Speaking at the International Journalism Festival earlier this month, Emily Bell, Professor of Journalism at Columbia University, said: “The real problem for publishers and journalists is how much external pressure there is at the moment, either from your ownership or external organisations saying ‘adopt these tools.’

“There’s a lot of cheque-signing going on in the private sector at the moment [which are] very tempting deals…that news organisations find hard to turn down because there isn’t a lot of money out there for innovation in news.

“There’s a real [sense of] ‘get on board, don’t miss the train.’ I’m here to tell you I’m old enough that I remember when the train left the station last time with lots of publishers on it. It was the wrong train and it would have been a lot better if they’d missed it.”

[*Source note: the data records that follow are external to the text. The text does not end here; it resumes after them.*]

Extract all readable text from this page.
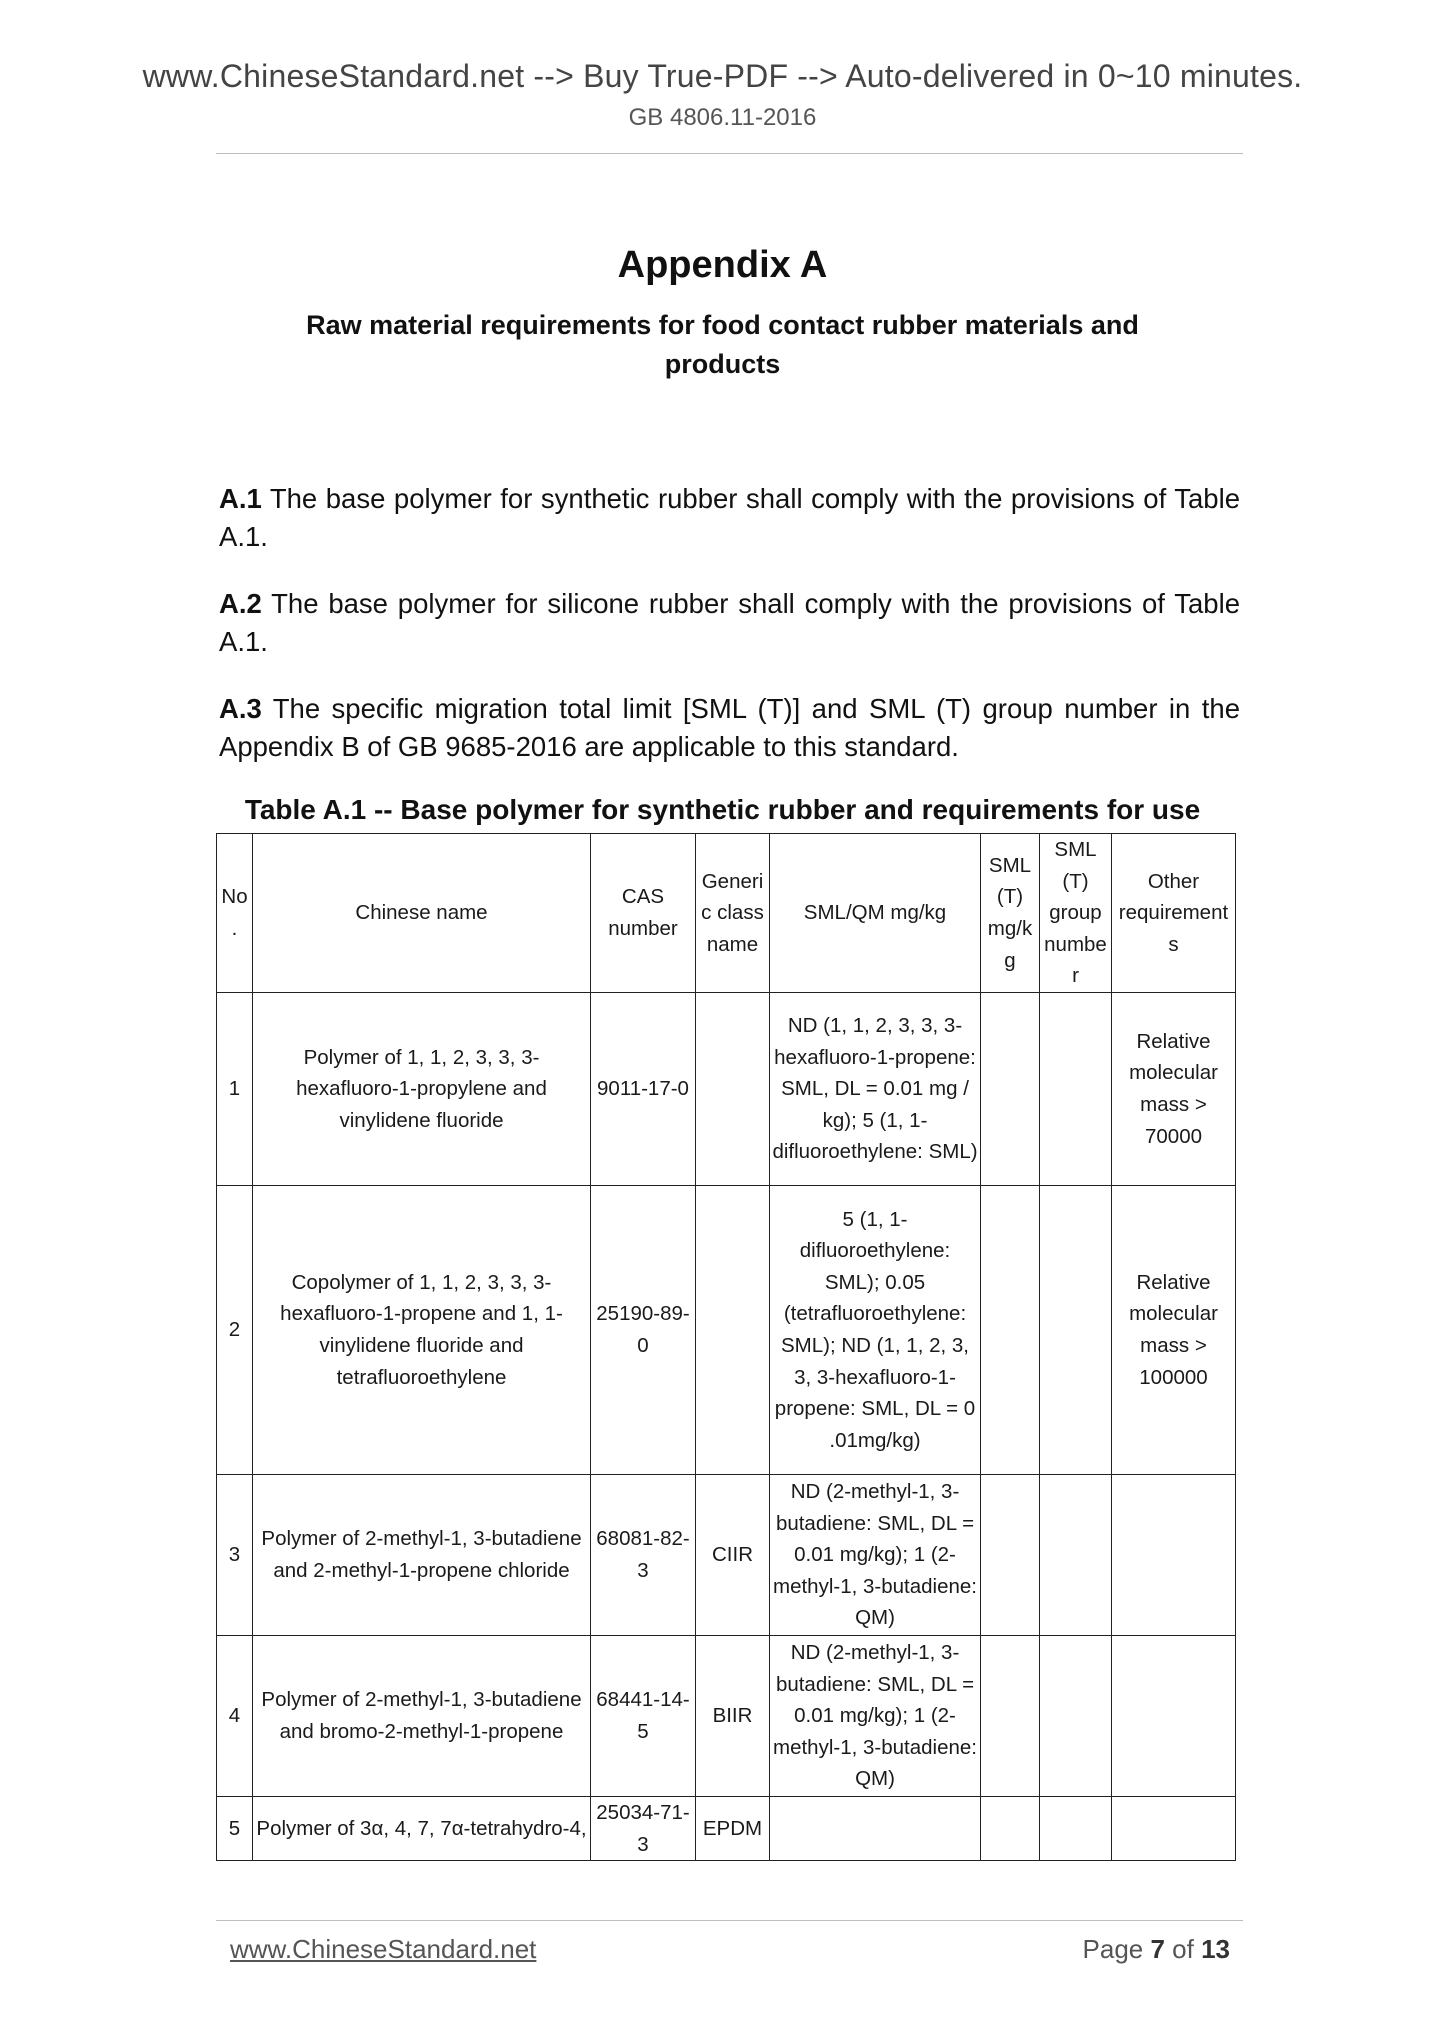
www.ChineseStandard.net --> Buy True-PDF --> Auto-delivered in 0~10 minutes.
GB 4806.11-2016
Appendix A
Raw material requirements for food contact rubber materials and products
A.1 The base polymer for synthetic rubber shall comply with the provisions of Table A.1.
A.2 The base polymer for silicone rubber shall comply with the provisions of Table A.1.
A.3 The specific migration total limit [SML (T)] and SML (T) group number in the Appendix B of GB 9685-2016 are applicable to this standard.
Table A.1 -- Base polymer for synthetic rubber and requirements for use
No.	Chinese name	CAS number	Generic class name	SML/QM mg/kg	SML (T) mg/kg	SML (T) group number	Other requirements
1	Polymer of 1, 1, 2, 3, 3, 3-hexafluoro-1-propylene and vinylidene fluoride	9011-17-0		ND (1, 1, 2, 3, 3, 3-hexafluoro-1-propene: SML, DL = 0.01 mg / kg); 5 (1, 1-difluoroethylene: SML)			Relative molecular mass > 70000
2	Copolymer of 1, 1, 2, 3, 3, 3-hexafluoro-1-propene and 1, 1-vinylidene fluoride and tetrafluoroethylene	25190-89-0		5 (1, 1-difluoroethylene: SML); 0.05 (tetrafluoroethylene: SML); ND (1, 1, 2, 3, 3, 3-hexafluoro-1-propene: SML, DL = 0 .01mg/kg)			Relative molecular mass > 100000
3	Polymer of 2-methyl-1, 3-butadiene and 2-methyl-1-propene chloride	68081-82-3	CIIR	ND (2-methyl-1, 3-butadiene: SML, DL = 0.01 mg/kg); 1 (2-methyl-1, 3-butadiene: QM)			
4	Polymer of 2-methyl-1, 3-butadiene and bromo-2-methyl-1-propene	68441-14-5	BIIR	ND (2-methyl-1, 3-butadiene: SML, DL = 0.01 mg/kg); 1 (2-methyl-1, 3-butadiene: QM)			
5	Polymer of 3α, 4, 7, 7α-tetrahydro-4,	25034-71-3	EPDM				
www.ChineseStandard.net	Page 7 of 13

Anya Schiffrin, Senior Lecturer at Columbia, added: “It's these really large American companies that are scooping up information and then doing deals secretly with certain publishers that they choose to speak to.

“Publishers need to work collectively [but] these large secretive companies are dividing and conquering.”

The FT’s own AI editor, Madhumita Murgia, has also warned of the threat of “industrial capture” in AI development in which “a handful of individuals and corporations now control much of the resources and knowledge in the sector.”

Other major news organisations such as the New York Times have sued OpenAI over its alleged use of the publisher’s content to train its models, accusing the firm of seeking “to free-ride on the Times’s massive investment in its journalism”.

But OpenAI investor Microsoft has rebuffed the lawsuit’s claims, comparing them to Hollywood’s resistance to the VCR over fears the technology would destroy its business model.